Je connais plusieurs femmes d’ici qui ont pris les armes et sont dans l’armée, et j’ai entendu des histoires de femmes, parfois âgées, qui avaient combattu au début de la guerre, quand c’était la milice populaire. Mais Irina est une paisible retraitée, et à l’imaginer défendant sa terre une Kalachnikov à la main, je me dit qu’Édouard Bassourine et Alexandre Zakhartchenko avaient raison quand chacun leur tour l’an passé ils ont dit que le peuple du Donbass est prêt à se battre pour défendre sa terre, même les babouchkas, et qu’il était donc impossible qu’il perde cette guerre.

Nous parlons du capitalisme débridé qui génère les guerres, parce que vendre des armes, cela rapporte gros. Sans parler des guerres pour les ressources. Nous parlons du communisme. Irina qui a connu l’URSS me dit combien leur vie était bien à l’époque. Ils étaient sûrs d’avoir un travail à la sortie de l’école, un toit au dessus de la tête. Elle me dit qu’aujourd’hui les Ukrainiens ne sont sûrs d’avoir ni l’un, ni l’autre. Elle me dit qu’en URSS les gens travaillaient en cherchant à faire les choses bien, à produire des biens de qualité. Des biens qui durent. D’ailleurs la preuve, leur voiture qui a 40 ans roule toujours. Alors que les voitures modernes sont vite bonnes pour la casse… Vive l’obsolescence programmée…

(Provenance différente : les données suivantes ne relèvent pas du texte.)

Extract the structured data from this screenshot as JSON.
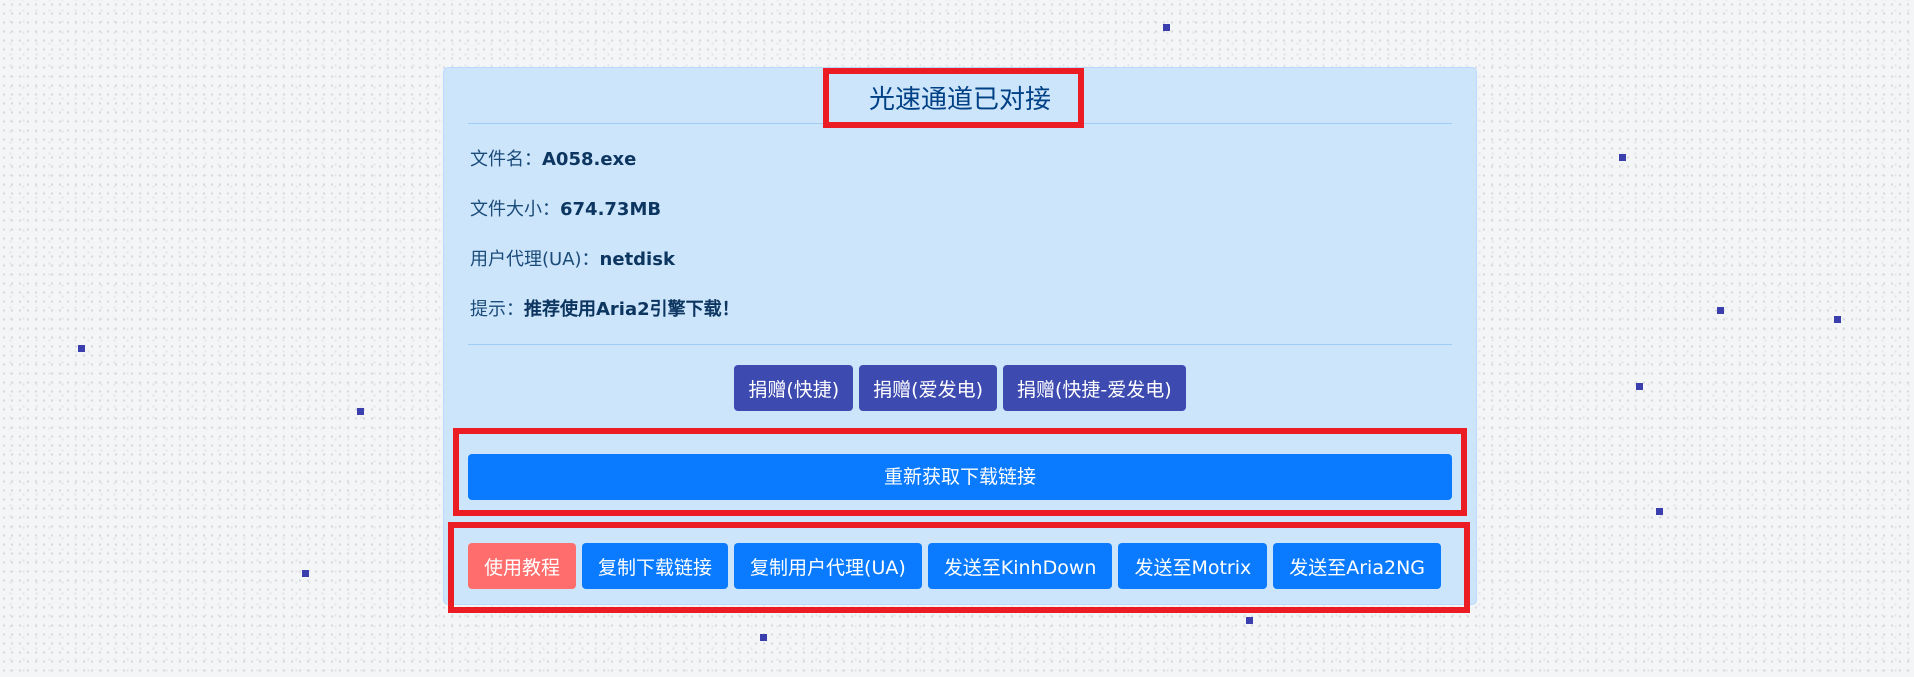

Nous passons ensuite sur des sujets plus légers, les amours, la famille, le travail. Des tirs commencent assez vite à se faire entendre, le temps de sortir ma caméra et la poser sur le rebord de la fenêtre, les tirs se taisent. Ce jeu du chat et de la souris va se répéter toute la soirée. J’ai beau laisser la caméra tourner, il n’y a rien ou presque tant qu’elle tourne. Deux minutes après que je l’éteins, les tirs reprennent, avant de s’arrêter à nouveau. Irina me dit que ça a été comme ça toute la journée, des tirs sporadiques.

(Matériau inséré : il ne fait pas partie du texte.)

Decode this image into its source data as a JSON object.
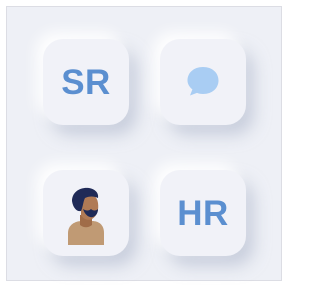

Restes de munitions ukrainiennes

Nous laissons les lumières éteintes dans la pièce où j’installe la caméra, j’approche toujours très prudemment de la fenêtre (sur le côté ou en dessous du niveau de la vitre) et je masque les lumières de l’écran et de la caméra pour ne pas attirer l’attention. Malgré cela un sniper ukrainien a repéré le manège. À la cinquième reprise alors que je demande un renseignement à Irina tout en reprenant la caméra, une balle siffle et touche le mur de la maison. Non loin de la fenêtre.

Je récupère la caméra et Irina referme vite la fenêtre. Trop risqué de continuer à essayer de filmer les tirs, et puis il est tard. Plus de minuit. Il est l’heure de dormir me dit Irina. Ils ne tirent presque plus, nous partons tous nous coucher. Quelques tirs sporadiques se font encore entendre, mais de nouveau ils s’arrêtent après quelques salves. Je finis par m’endormir, comme mes hôtes. Un « boum » lourd se fait entendre et me réveille un peu avant 4 h du matin. Un tir isolé. Je me rendors après avoir eu la certitude qu’il n’y en aurait pas d’autre, et dors jusqu’au matin.

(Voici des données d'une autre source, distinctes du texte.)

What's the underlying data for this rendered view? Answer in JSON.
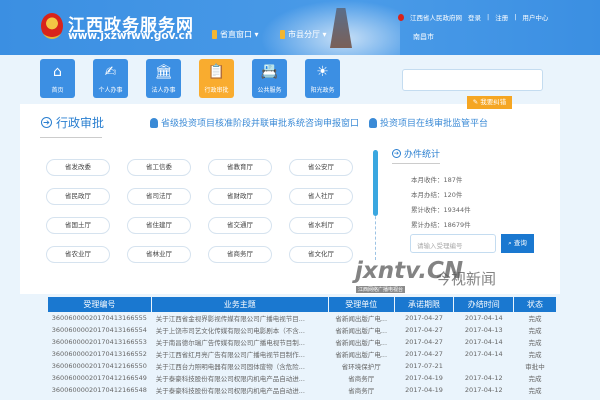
{
  "header": {
    "title": "江西政务服务网",
    "url": "www.jxzwfww.gov.cn",
    "links": [
      {
        "label": "省直窗口 ▾"
      },
      {
        "label": "市县分厅 ▾"
      }
    ],
    "gov_link": "江西省人民政府网",
    "login": "登录",
    "register": "注册",
    "user_center": "用户中心",
    "city": "南昌市"
  },
  "nav": [
    {
      "label": "首页",
      "icon": "⌂"
    },
    {
      "label": "个人办事",
      "icon": "✍"
    },
    {
      "label": "法人办事",
      "icon": "🏛"
    },
    {
      "label": "行政审批",
      "icon": "📋"
    },
    {
      "label": "公共服务",
      "icon": "📇"
    },
    {
      "label": "阳光政务",
      "icon": "☀"
    }
  ],
  "feedback": "✎ 我要纠错",
  "section": {
    "title": "行政审批",
    "link1": "省级投资项目核准阶段并联审批系统咨询申报窗口",
    "link2": "投资项目在线审批监管平台"
  },
  "departments": [
    "省发改委",
    "省工信委",
    "省教育厅",
    "省公安厅",
    "省民政厅",
    "省司法厅",
    "省财政厅",
    "省人社厅",
    "省国土厅",
    "省住建厅",
    "省交通厅",
    "省水利厅",
    "省农业厅",
    "省林业厅",
    "省商务厅",
    "省文化厅"
  ],
  "stats": {
    "title": "办件统计",
    "month_received": "本月收件：187件",
    "month_done": "本月办结：120件",
    "total_received": "累计收件：19344件",
    "total_done": "累计办结：18679件",
    "placeholder": "请输入受理编号",
    "query": "查询"
  },
  "table": {
    "headers": [
      "受理编号",
      "业务主题",
      "受理单位",
      "承诺期限",
      "办结时间",
      "状态"
    ],
    "rows": [
      [
        "36006000020170413166555",
        "关于江西省金视界影视传媒有限公司广播电视节目...",
        "省新闻出版广电...",
        "2017-04-27",
        "2017-04-14",
        "完成"
      ],
      [
        "36006000020170413166554",
        "关于上饶市司艺文化传媒有限公司电影剧本（不含...",
        "省新闻出版广电...",
        "2017-04-27",
        "2017-04-13",
        "完成"
      ],
      [
        "36006000020170413166553",
        "关于南昌德尔瑞广告传媒有限公司广播电视节目制...",
        "省新闻出版广电...",
        "2017-04-27",
        "2017-04-14",
        "完成"
      ],
      [
        "36006000020170413166552",
        "关于江西省红月亮广告有限公司广播电视节目制作...",
        "省新闻出版广电...",
        "2017-04-27",
        "2017-04-14",
        "完成"
      ],
      [
        "36006000020170412166550",
        "关于江西台力照明电器有限公司固体废物（含危险...",
        "省环境保护厅",
        "2017-07-21",
        "",
        "审批中"
      ],
      [
        "36006000020170412166549",
        "关于泰豪科技股份有限公司权限内机电产品自动进...",
        "省商务厅",
        "2017-04-19",
        "2017-04-12",
        "完成"
      ],
      [
        "36006000020170412166548",
        "关于泰豪科技股份有限公司权限内机电产品自动进...",
        "省商务厅",
        "2017-04-19",
        "2017-04-12",
        "完成"
      ]
    ]
  },
  "watermark": {
    "brand": "jxntv.CN",
    "name": "今视新闻",
    "sub": "江西网络广播电视台"
  },
  "colors": {
    "header": "#3b8fe2",
    "accent": "#1a78d0",
    "active": "#f9ac2f"
  }
}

Au réveil, Irina me propose du lait et des crêpes maison. Le meilleur petit-déjeuner qui soit. Elle a fait bien trop de crêpes pour moi seule. Heureusement Lyosha arrive. Irina lui propose de finir mon assiette de crêpes, elle sait que son fils ne pourra pas refuser. Il engloutit deux crêpes, et un café, avant de me dire qu’il est temps de rentrer à Donetsk.

Je suis triste de quitter Irina et Viktor, et le village de Zaïtsevo. En partant je dis à Irina que j’espère que le calme va durer. Elle me dit de venir les voir plus souvent. Que cela lui fera plaisir de m’avoir de nouveau à la maison.

Le retour à Donetsk est assez étrange, dans cette grande ville dont une partie des habitants vit une vie presque normale. Je repense à Irina, Viktor et les autres qui vivent tout près du front, et qui dorment avec le bruit des tirs qui ont lieu juste à côté de chez eux. Malgré la guerre et le fait que le village est désormais coupé en deux par la ligne de front, j’aime profondément le village de Zaïtsevo, je m’y sens chez moi.

Je repense à ce qu’avait du être le village avant la guerre. Un lieu paisible, calme. Un endroit où il fait bon vivre. Comme Irina, je prie pour que la guerre se termine rapidement, que Zaïtsevo puisse panser ses plaies et redevenir ce petit village paisible qu’il était avant la tragédie du Maïdan.